When Keith Urban and Shane McAnally decided to write a Christmas tune, which became "I'll Be Your Santa Tonight," it was the middle of the summer, but that didn't sway either of them. Instead, Urban tried to make his Nashville home feel like Christmas to help them get into the holiday spirit, but it didn't work out quite like he planned.
“We started writing in my studio, which I decked out with colored Christmas lights, a tree, tinsel and of course I put the AC on arctic, so it was freezing!" Urban recalled in a statement. "Shane says to me, ‘Do you have a piano? and I say, 'Yeah, but its upstairs.’ So, we head upstairs to the living room –– nice and warm and toasty, with no Christmas decorations of any sort. Of course, we end up writing the whole thing there –– go figure.”

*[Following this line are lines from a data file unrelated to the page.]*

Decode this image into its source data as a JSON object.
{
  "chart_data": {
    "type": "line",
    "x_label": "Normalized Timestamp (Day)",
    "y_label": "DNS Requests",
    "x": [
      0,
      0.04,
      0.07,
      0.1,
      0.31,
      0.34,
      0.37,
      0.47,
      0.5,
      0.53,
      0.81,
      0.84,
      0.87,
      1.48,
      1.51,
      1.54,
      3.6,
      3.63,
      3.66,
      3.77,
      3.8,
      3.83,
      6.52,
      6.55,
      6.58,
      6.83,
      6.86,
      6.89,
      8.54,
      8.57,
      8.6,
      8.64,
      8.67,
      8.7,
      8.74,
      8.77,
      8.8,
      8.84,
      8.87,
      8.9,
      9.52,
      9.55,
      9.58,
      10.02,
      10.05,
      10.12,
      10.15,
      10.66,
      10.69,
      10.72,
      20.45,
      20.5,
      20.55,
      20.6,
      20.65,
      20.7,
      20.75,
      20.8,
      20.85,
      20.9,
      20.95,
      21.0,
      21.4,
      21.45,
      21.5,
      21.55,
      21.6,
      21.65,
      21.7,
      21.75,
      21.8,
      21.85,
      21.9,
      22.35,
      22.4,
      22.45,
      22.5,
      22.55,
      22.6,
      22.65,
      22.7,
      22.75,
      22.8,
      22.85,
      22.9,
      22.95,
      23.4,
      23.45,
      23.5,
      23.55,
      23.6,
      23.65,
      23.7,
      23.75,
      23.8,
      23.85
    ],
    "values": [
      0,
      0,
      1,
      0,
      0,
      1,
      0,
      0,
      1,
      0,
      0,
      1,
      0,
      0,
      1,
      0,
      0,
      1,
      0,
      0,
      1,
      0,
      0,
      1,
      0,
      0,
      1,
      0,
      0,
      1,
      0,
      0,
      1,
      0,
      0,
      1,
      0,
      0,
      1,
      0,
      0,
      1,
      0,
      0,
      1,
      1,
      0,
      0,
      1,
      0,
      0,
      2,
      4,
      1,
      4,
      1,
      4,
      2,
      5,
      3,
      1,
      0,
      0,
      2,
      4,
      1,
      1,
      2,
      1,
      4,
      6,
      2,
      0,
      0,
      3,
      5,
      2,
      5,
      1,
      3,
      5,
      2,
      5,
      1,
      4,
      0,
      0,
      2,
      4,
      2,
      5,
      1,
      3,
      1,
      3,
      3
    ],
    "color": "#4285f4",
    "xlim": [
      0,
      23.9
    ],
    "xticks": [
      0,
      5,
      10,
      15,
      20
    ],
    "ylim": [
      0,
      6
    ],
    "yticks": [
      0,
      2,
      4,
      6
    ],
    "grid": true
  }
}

Urban wanted to write a Christmas song that would become a holiday classic, without relying on the typical feel-good lyric. Instead, the New Zealand native put his on twist on it, with a different narrative than what is expected.
“I’ve always wanted to record a Christmas song, but I really wanted to try and write something new,” Urban explained. “So, Shane came to my house and we wrote, really about a Christmas gone terribly wrong. No snow. Too much fog. Nobody can make it to the party. It’s going to be a colorless Christmas, until her man comes through.”
Urban hopes that "I'll Be Your Santa Tonight" is something that others can relate to, especially with the intricate story Urban shares in the tune.
“I wanted to write a song that could kind of just travel anywhere really, I guess, and be also about the sort of the romantic side of this particular Christmas Eve," he acknowledged, via his record label. "The idea that this girl is about to have the bleakest Christmas ’cause there’s no, there’s too much fog, there’s no snow, her mom’s not going to be able to make it, her sister can’t come, it’s all going to be a complete mess. And the guy steps up and says it’s gonna happen. ‘I’ll bring the magic.'”
The video shows Urban in a winter scene, starting in black and white and transitioning to color.
“I wanted to keep the video loose and a bit more performance-based than the actual storyline," Urban said. "Everybody has their own version of what a song should look like, so I didn’t want to touch on that too much.”